The aim of our research is to study the structure of exotic nuclei whose proton and neutron numbers are very different to those found in stable nuclei, and to study nuclei with extremely high angular momentum. In this way valuable information can be gathered on the description of the atomic nucleus using many-body quantum theory. Our knowledge on this theory is mainly obtained from nuclei close to the line of stability and extrapolations into the unknown regions of the nuclear chart often fail, partly due to the wrong choice of parameters, and partly for more fundamental reasons. Usually this research is carried out in collaboration with physicists from other UK Universities and from Europe and/or North America, with most of the Group's activities being transferred to overseas laboratories, especially in France, Finland, Germany and Switzerland. For more information on particular areas of research, please navigate through the following links:

Collective Behaviour of Exotic Nuclei - The key science objective of this programmes is to investigate reflection-asymmetric collective motion, and hence understand the nature of the effective nuclear interacitons, and more fundamental forces in nature, through studies of nuclear properties.

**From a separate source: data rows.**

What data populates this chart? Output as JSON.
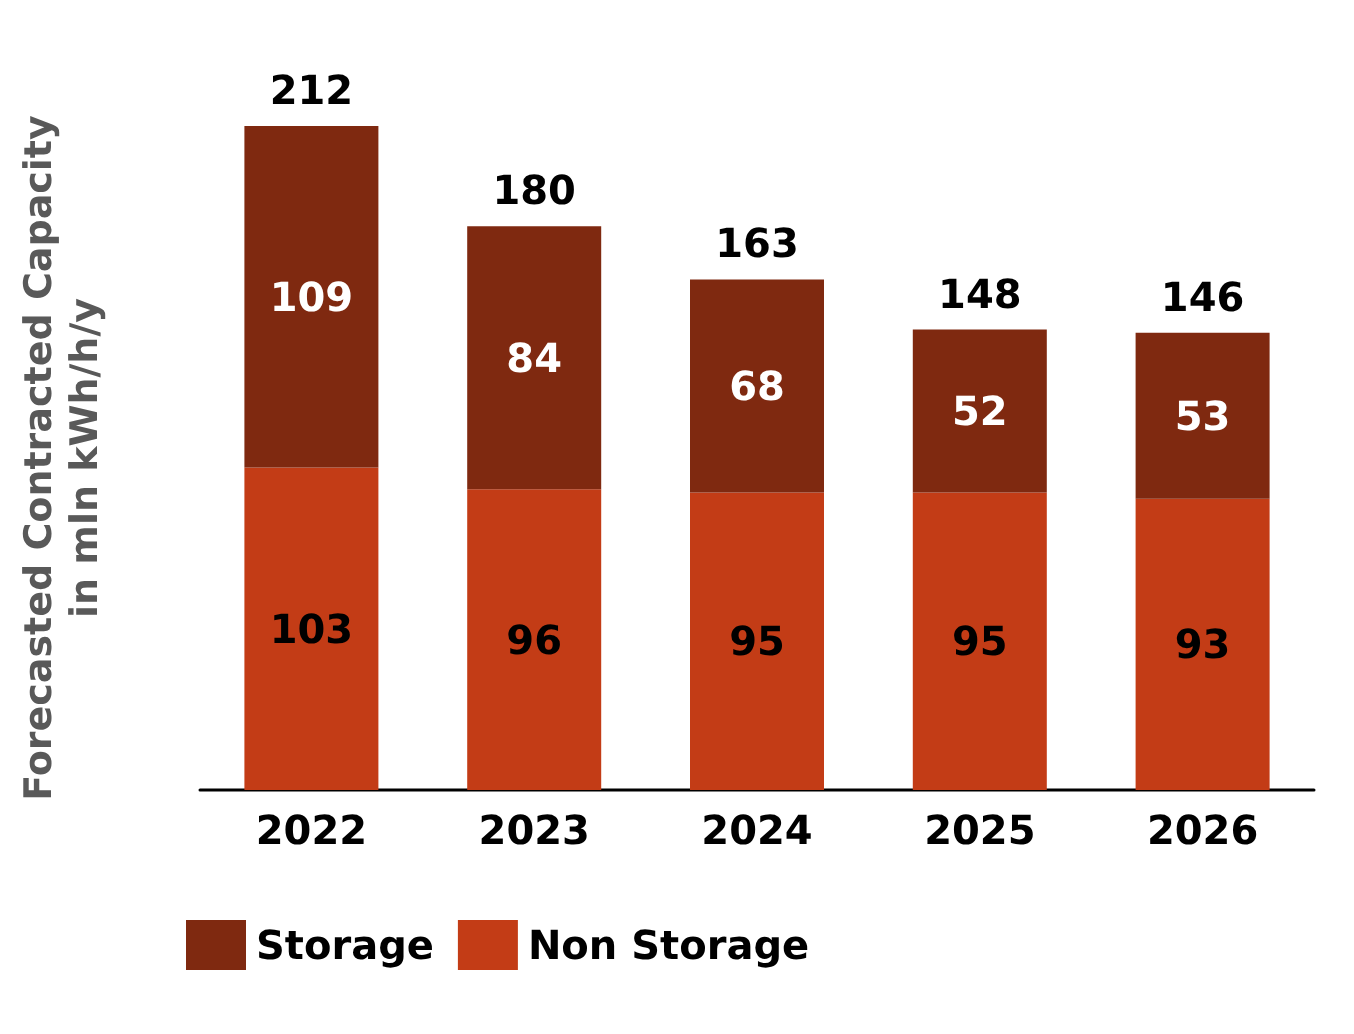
{
  "chart_data": {
    "type": "bar",
    "ylabel": "Forecasted Contracted Capacity\nin mln kWh/h/y",
    "categories": [
      "2022",
      "2023",
      "2024",
      "2025",
      "2026"
    ],
    "stacked": true,
    "series": [
      {
        "name": "Non Storage",
        "color": "#c33c16",
        "values": [
          103,
          96,
          95,
          95,
          93
        ]
      },
      {
        "name": "Storage",
        "color": "#7f2910",
        "values": [
          109,
          84,
          68,
          52,
          53
        ]
      }
    ],
    "totals": [
      "212",
      "180",
      "163",
      "148",
      "146"
    ],
    "data_labels": true,
    "legend": "bottom left",
    "grid": false
  }
}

Exploring the Limits of Nuclear Existence for Heavy Proton-Rich Nuclei - This research involves leading experiments at international accelerator laboratories probing nuclei at the proton-rich limit of the nuclear landscape.

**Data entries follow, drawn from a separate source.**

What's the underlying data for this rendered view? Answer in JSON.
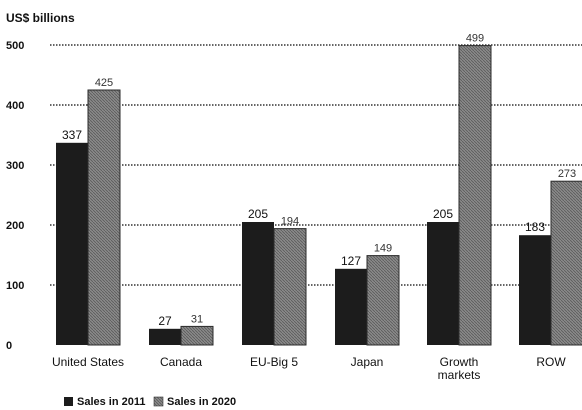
{
  "chart_data": {
    "type": "bar",
    "unit_label": "US$ billions",
    "categories": [
      "United States",
      "Canada",
      "EU-Big 5",
      "Japan",
      "Growth\nmarkets",
      "ROW"
    ],
    "series": [
      {
        "name": "Sales in 2011",
        "values": [
          337,
          27,
          205,
          127,
          205,
          183
        ],
        "color": "#1c1c1c"
      },
      {
        "name": "Sales in 2020",
        "values": [
          425,
          31,
          194,
          149,
          499,
          273
        ],
        "color": "#7d7d7d"
      }
    ],
    "ylim": [
      0,
      500
    ],
    "yticks": [
      0,
      100,
      200,
      300,
      400,
      500
    ],
    "grid": true,
    "legend": "bottom-left"
  }
}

Ground and Isomeric State Properties by Laser Spectroscopy - Performed at international "isotope factories", this research studies how nuclei change away from the valley of stability via the use of laser spectroscopy.

Shell Structure and Deformation at Ultrahigh Spin in Nuclei - This research investigates the atomic nucleus at the extremes of angular momentum that occur in different regins of the Segre chart.

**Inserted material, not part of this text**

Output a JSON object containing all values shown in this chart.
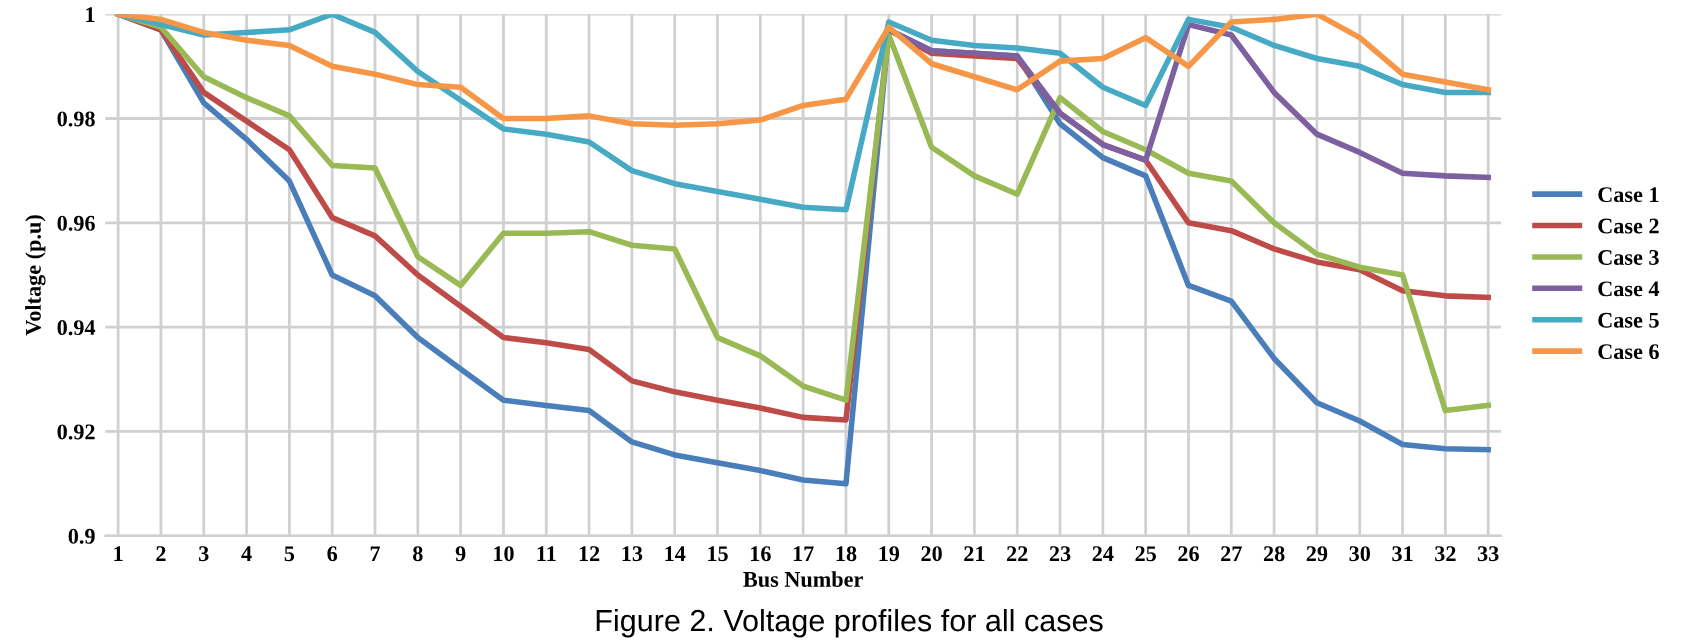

Structure of Superheavy Nuclei - Using the SACRED electron spectrometer designed by the Liverpool group, in conjunction with the recoil separator RITU in Jyväskylä, this research investigates the low-lying states in even-even and odd mass superheavy nuclei, as well as measurements of long-lived high-K states that hold the key to the structure of superheavy nuclei.

Thermodynamics of Strongly Interacting Matter - This research exploits the ALIC and NuSTAR experiments and addresses several of the STFC Roadmap Science Challenges: How did the Universe begin and how is it evolving? What are the fundamental constituents and fabric of the Universe and how do they interact?